Thread IO Model ​

Redis is a single-threaded program! This must be remembered.

You may doubt how a high-concurrency middleware like Redis can be single-threaded. Unfortunately, it is single-threaded; your doubts reveal a lack of foundational knowledge. Do not underestimate single-threading. Besides Redis, Node.js and Nginx are also single-threaded, yet they exemplify high-performance servers.

Why is Redis single-threaded and still so fast?

Because all its data resides in memory, all operations are at memory level. Being single-threaded means caution is needed when using Redis commands. For commands with a time complexity of O(n), one must be particularly careful, as they can easily cause Redis to stall.

How does Redis single-threaded handle so many concurrent client connections?

This question stumps many mid to senior programmers, as they are unfamiliar with the term "multiplexing," the select series of event polling APIs, or non-blocking IO.

Non-blocking IO ​

When we call read/write methods on a socket, they are blocking by default. For example, the read method requires a parameter n, indicating the maximum bytes to read before returning. If no bytes are available, the thread will block until new data arrives or the connection closes. The write method typically doesn't block unless the kernel's write buffer is full, causing it to block until space becomes available.

Non-blocking IO provides a Non_Blocking option on socket objects. When enabled, read/write methods won't block; they read/write whatever is available. The amount read depends on the kernel's allocated read buffer, while the amount written depends on the free space in the write buffer. Both methods inform the program of the actual bytes read/written through their return values.

With non-blocking IO, threads can read/write without blocking, allowing them to perform other tasks immediately.

Event Polling (Multiplexing) ​

A challenge with non-blocking IO is knowing when to continue reading if a partial read occurs. Similarly, when the write buffer is full, the thread needs notification of when to continue writing.

The event polling API solves this problem. The simplest is the select function, which is an API provided by the operating system. It takes lists of read/write descriptors as input and outputs corresponding readable/writable events, with a timeout parameter. If no events arrive, the thread waits in a blocking state for up to the timeout duration. If an event arrives during this time, it returns immediately. If time passes with no events, it also returns immediately. Once events are received, the thread can process them in sequence and continue polling. This forms a loop known as the event loop, with each cycle representing a period.

Each client socket has corresponding read/write file descriptors.

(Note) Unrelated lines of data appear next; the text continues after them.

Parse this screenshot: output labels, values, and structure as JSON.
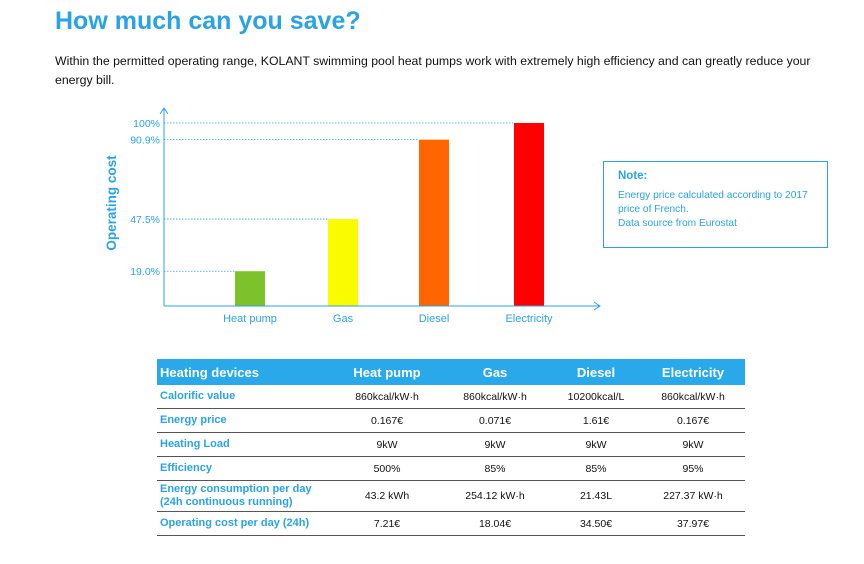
{
  "header": {
    "title": "How much can you save?",
    "intro": "Within the permitted operating range, KOLANT swimming pool heat pumps work with extremely high efficiency and can greatly reduce your energy bill."
  },
  "chart_data": {
    "type": "bar",
    "ylabel": "Operating cost",
    "categories": [
      "Heat pump",
      "Gas",
      "Diesel",
      "Electricity"
    ],
    "values": [
      19.0,
      47.5,
      90.9,
      100
    ],
    "value_labels": [
      "19.0%",
      "47.5%",
      "90.9%",
      "100%"
    ],
    "colors": [
      "#7dc22a",
      "#fbfb00",
      "#ff6600",
      "#ff0000"
    ],
    "ylim": [
      0,
      100
    ],
    "grid": "dotted reference lines at each bar value"
  },
  "note": {
    "title": "Note:",
    "lines": [
      "Energy price calculated according to 2017",
      "price of French.",
      "Data source from Eurostat"
    ]
  },
  "table": {
    "columns": [
      "Heating devices",
      "Heat pump",
      "Gas",
      "Diesel",
      "Electricity"
    ],
    "rows": [
      {
        "label": "Calorific value",
        "values": [
          "860kcal/kW·h",
          "860kcal/kW·h",
          "10200kcal/L",
          "860kcal/kW·h"
        ]
      },
      {
        "label": "Energy price",
        "values": [
          "0.167€",
          "0.071€",
          "1.61€",
          "0.167€"
        ]
      },
      {
        "label": "Heating  Load",
        "values": [
          "9kW",
          "9kW",
          "9kW",
          "9kW"
        ]
      },
      {
        "label": "Efficiency",
        "values": [
          "500%",
          "85%",
          "85%",
          "95%"
        ]
      },
      {
        "label_lines": [
          "Energy consumption per day",
          "(24h continuous running)"
        ],
        "values": [
          "43.2 kWh",
          "254.12 kW·h",
          "21.43L",
          "227.37 kW·h"
        ]
      },
      {
        "label": "Operating cost per day (24h)",
        "values": [
          "7.21€",
          "18.04€",
          "34.50€",
          "37.97€"
        ]
      }
    ]
  }
}
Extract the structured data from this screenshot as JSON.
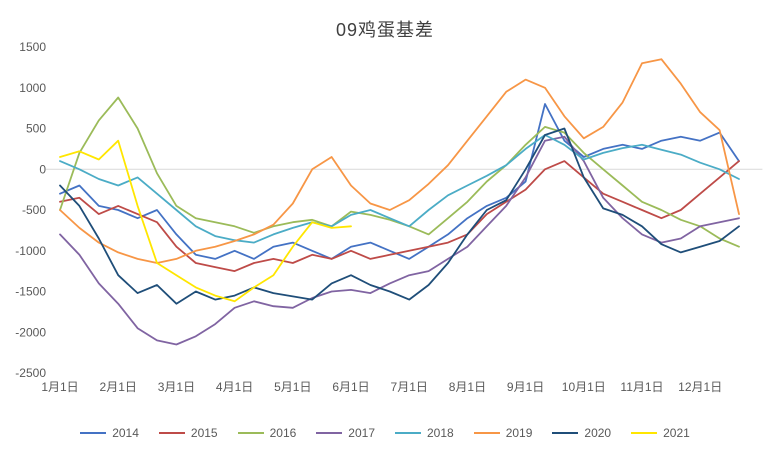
{
  "chart_data": {
    "type": "line",
    "title": "09鸡蛋基差",
    "xlabel": "",
    "ylabel": "",
    "ylim": [
      -2500,
      1500
    ],
    "y_ticks": [
      1500,
      1000,
      500,
      0,
      -500,
      -1000,
      -1500,
      -2000,
      -2500
    ],
    "x_tick_labels": [
      "1月1日",
      "2月1日",
      "3月1日",
      "4月1日",
      "5月1日",
      "6月1日",
      "7月1日",
      "8月1日",
      "9月1日",
      "10月1日",
      "11月1日",
      "12月1日"
    ],
    "x_range_months": [
      0,
      12
    ],
    "points_per_month": 3,
    "grid": false,
    "legend_position": "bottom",
    "zero_line_color": "#d9d9d9",
    "axis_text_color": "#595959",
    "series": [
      {
        "name": "2014",
        "color": "#4472C4",
        "values": [
          -300,
          -200,
          -450,
          -500,
          -600,
          -500,
          -800,
          -1050,
          -1100,
          -1000,
          -1100,
          -950,
          -900,
          -1000,
          -1100,
          -950,
          -900,
          -1000,
          -1100,
          -950,
          -800,
          -600,
          -450,
          -350,
          -150,
          800,
          350,
          150,
          250,
          300,
          250,
          350,
          400,
          350,
          450,
          100
        ]
      },
      {
        "name": "2015",
        "color": "#BE4B48",
        "values": [
          -400,
          -350,
          -550,
          -450,
          -550,
          -650,
          -950,
          -1150,
          -1200,
          -1250,
          -1150,
          -1100,
          -1150,
          -1050,
          -1100,
          -1000,
          -1100,
          -1050,
          -1000,
          -950,
          -900,
          -800,
          -550,
          -400,
          -250,
          0,
          100,
          -100,
          -300,
          -400,
          -500,
          -600,
          -500,
          -300,
          -100,
          100
        ]
      },
      {
        "name": "2016",
        "color": "#9BBB59",
        "values": [
          -500,
          200,
          600,
          880,
          500,
          -50,
          -450,
          -600,
          -650,
          -700,
          -780,
          -700,
          -650,
          -620,
          -700,
          -520,
          -560,
          -620,
          -700,
          -800,
          -600,
          -400,
          -150,
          50,
          300,
          520,
          450,
          200,
          0,
          -200,
          -400,
          -500,
          -620,
          -700,
          -850,
          -950
        ]
      },
      {
        "name": "2017",
        "color": "#8064A2",
        "values": [
          -800,
          -1050,
          -1400,
          -1650,
          -1950,
          -2100,
          -2150,
          -2050,
          -1900,
          -1700,
          -1620,
          -1680,
          -1700,
          -1580,
          -1500,
          -1480,
          -1520,
          -1400,
          -1300,
          -1250,
          -1100,
          -950,
          -700,
          -450,
          -100,
          350,
          400,
          100,
          -350,
          -600,
          -800,
          -900,
          -850,
          -700,
          -650,
          -600
        ]
      },
      {
        "name": "2018",
        "color": "#4BACC6",
        "values": [
          100,
          0,
          -120,
          -200,
          -100,
          -300,
          -500,
          -700,
          -820,
          -870,
          -900,
          -800,
          -720,
          -650,
          -700,
          -560,
          -500,
          -600,
          -700,
          -500,
          -320,
          -200,
          -80,
          50,
          250,
          420,
          300,
          120,
          200,
          260,
          300,
          240,
          180,
          80,
          0,
          -120
        ]
      },
      {
        "name": "2019",
        "color": "#F79646",
        "values": [
          -500,
          -720,
          -900,
          -1020,
          -1100,
          -1150,
          -1100,
          -1000,
          -950,
          -880,
          -800,
          -680,
          -420,
          0,
          150,
          -200,
          -420,
          -500,
          -380,
          -180,
          50,
          350,
          650,
          950,
          1100,
          1000,
          650,
          380,
          520,
          820,
          1300,
          1350,
          1050,
          700,
          480,
          -550
        ]
      },
      {
        "name": "2020",
        "color": "#1F4E79",
        "values": [
          -200,
          -450,
          -850,
          -1300,
          -1520,
          -1420,
          -1650,
          -1500,
          -1600,
          -1550,
          -1450,
          -1520,
          -1560,
          -1600,
          -1400,
          -1300,
          -1420,
          -1500,
          -1600,
          -1420,
          -1150,
          -800,
          -500,
          -380,
          0,
          420,
          500,
          -100,
          -480,
          -560,
          -700,
          -920,
          -1020,
          -950,
          -880,
          -700
        ]
      },
      {
        "name": "2021",
        "color": "#FFE600",
        "values": [
          150,
          220,
          120,
          350,
          -450,
          -1150,
          -1300,
          -1450,
          -1550,
          -1620,
          -1450,
          -1300,
          -950,
          -650,
          -720,
          -700
        ]
      }
    ]
  }
}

read_events, write_events = select(read_fds, write_fds, timeout)
for event in read_events:
    handle_read(event.fd)
for event in write_events:
    handle_write(event.fd)
handle_others()  # Handle other tasks, like scheduled jobs

Because we handle multiple channel descriptor read/write events simultaneously through the select system call, we call such calls multiplexing APIs. Modern operating systems have moved beyond select to epoll (Linux) and kqueue (FreeBSD & macOS) due to select's poor performance with numerous descriptors. While their usage may differ slightly, they are fundamentally similar and can be understood using the above pseudocode logic.

The server socket's read operation refers to calling accept to accept new client connections. Notifications for new connections also come through the read events of the select system call.

The event polling API corresponds to Java's NIO technology.

Java's NIO is not exclusive to Java; other programming languages have similar technologies under different names.

Instruction Queue ​

Redis associates each client socket with an instruction queue. Client instructions are processed in order via this queue, serving them on a first-come, first-served basis.

Response Queue ​

Redis also associates a response queue with each client socket. The Redis server uses this queue to reply with the results of commands. If the queue is empty, it indicates the connection is temporarily idle, so there's no need to fetch write events, allowing the current client descriptor to be removed from write_fds. Once data is available in the queue, the descriptor is re-added. This prevents a situation where the select system call returns write events, only to find there's nothing to write, which could spike CPU usage.

Scheduled Tasks ​

In addition to responding to IO events, the server must handle other tasks, such as scheduled tasks. If a thread blocks on the select system call, scheduled tasks won't execute timely. How does Redis solve this?

Redis records scheduled tasks in a data structure known as a min-heap, where the tasks due for execution are at the top. During each cycle, Redis processes any tasks that are due immediately. After processing, it records the time required for the next soonest task, which becomes the timeout parameter for the select system call. Since Redis knows no other scheduled tasks need processing within the timeout, it can sleep safely for that duration.

Nginx and Node's event handling principles are similar to Redis.